In the last General Assembly session, Kelley and several co-sponsors passed a bill in the Senate that would have made it a misdemeanor for workers required to report child abuse to knowingly and willfully fail to do so. The bill died in the House of Delegates.
Kelley said she will reintroduce the measure next year, along with stipulations that would require state medical examiners to report suspected child abuse in cases they investigate. She also wants to force employees or contractors of colleges or universities to report abuse claims to chancellors — a clause prompted by the recent Penn State University scandal.
A number of civil suits related to Merzbacher were also filed, but they were never litigated. They were dismissed by a state appeals court, which ruled the statute of limitations for such claims had passed.
In 2003, after several cases of alleged abuse by Catholic priests surfaced, Kelley tried to extend the state statute of limitations for such lawsuits. Victims abused while young have until age 25 to bring a lawsuit; she tried to raise the age limit to 33.
The bill failed, but Kelley said the issue should be revisited. She'd like to raise the limit to age 35.
Del. Brian McHale, a Baltimore Democrat, sponsored a similar bill at the time. He said Monday that he would have to study the issue again, but believes that it often does take years for victims of sexual abuse to be brave enough to come forward and that age is an arbitrary limitation.
McHale said he attended church in the area where Merzbacher taught, "and because of that it was one of the reasons I introduced that bill, and to this day I'm still convinced the archdiocese knew and shoved it under the rug and only perpetuated the problem that existed at the time."
But not everyone feels the need to lengthen the statute of limitations.
"I think that where our statute of limitations stands right now is where it should be," said Mary Ellen Russell, executive director of the Maryland Catholic Conference. "I think it's a fair measure. It's important to remember that there's no statute of limitations on criminal offenses."

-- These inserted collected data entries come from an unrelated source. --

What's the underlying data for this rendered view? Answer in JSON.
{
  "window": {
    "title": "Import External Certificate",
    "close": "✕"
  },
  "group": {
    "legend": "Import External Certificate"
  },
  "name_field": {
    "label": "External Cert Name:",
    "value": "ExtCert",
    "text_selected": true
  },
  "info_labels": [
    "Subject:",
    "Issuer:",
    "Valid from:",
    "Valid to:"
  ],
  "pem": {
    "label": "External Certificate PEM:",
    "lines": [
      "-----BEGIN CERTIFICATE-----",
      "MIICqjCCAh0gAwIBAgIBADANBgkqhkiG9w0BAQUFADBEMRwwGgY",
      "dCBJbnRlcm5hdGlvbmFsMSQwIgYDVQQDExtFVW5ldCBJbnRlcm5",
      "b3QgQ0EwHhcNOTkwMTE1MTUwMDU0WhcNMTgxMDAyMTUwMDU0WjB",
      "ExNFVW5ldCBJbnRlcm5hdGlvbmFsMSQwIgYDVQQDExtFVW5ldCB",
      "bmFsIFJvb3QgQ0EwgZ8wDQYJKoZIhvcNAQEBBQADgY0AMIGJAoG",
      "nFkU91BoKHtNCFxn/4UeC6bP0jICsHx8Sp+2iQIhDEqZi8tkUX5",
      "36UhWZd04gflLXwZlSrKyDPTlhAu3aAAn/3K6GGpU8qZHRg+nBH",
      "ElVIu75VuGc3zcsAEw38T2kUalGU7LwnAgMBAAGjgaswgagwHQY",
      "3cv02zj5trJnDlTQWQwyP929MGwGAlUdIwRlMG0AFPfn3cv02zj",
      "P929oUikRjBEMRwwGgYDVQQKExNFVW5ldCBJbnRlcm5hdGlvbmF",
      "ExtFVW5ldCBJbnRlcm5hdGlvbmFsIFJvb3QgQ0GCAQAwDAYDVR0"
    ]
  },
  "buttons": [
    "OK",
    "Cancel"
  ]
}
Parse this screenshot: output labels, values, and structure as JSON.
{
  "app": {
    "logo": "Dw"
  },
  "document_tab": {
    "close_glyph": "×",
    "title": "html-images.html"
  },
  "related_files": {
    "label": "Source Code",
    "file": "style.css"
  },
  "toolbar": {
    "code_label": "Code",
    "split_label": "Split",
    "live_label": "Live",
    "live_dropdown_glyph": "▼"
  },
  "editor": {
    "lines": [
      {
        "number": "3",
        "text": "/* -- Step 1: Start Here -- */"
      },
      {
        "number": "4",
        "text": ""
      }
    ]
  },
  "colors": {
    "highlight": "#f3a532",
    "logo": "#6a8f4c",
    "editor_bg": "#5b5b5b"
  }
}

The Catholic Church supports making willful non-reporting of child abuse a crime if a worker is required by the state to report allegations, she said. The church has been working with the Baltimore City Child Abuse Center and lawmakers to better educate workers to detect and report child abuse, she said.
If non-reporting can't be made a crime, the Maryland Coalition Against Sexual Assault hopes legislators at least consider passing laws punishing those who purposefully hide child abuse.
"We need to make concealing child abuse a crime because we see cases like the Merzbacher case where it wasn't a case where someone didn't know what to do or where to go — but that they actively kept it a secret," executive director Lisae Jordan said.
Del. Curt Anderson, a Baltimore Democrat, disagreed.
"I don't think you can legislate everything," said Anderson. He opposes changes to requirements on reporting abuse and the statute of limitations for filing lawsuits against alleged child abusers.
"There are certain things that people should do for moral reasons," he said. "You can't get to the point where you legislate morality."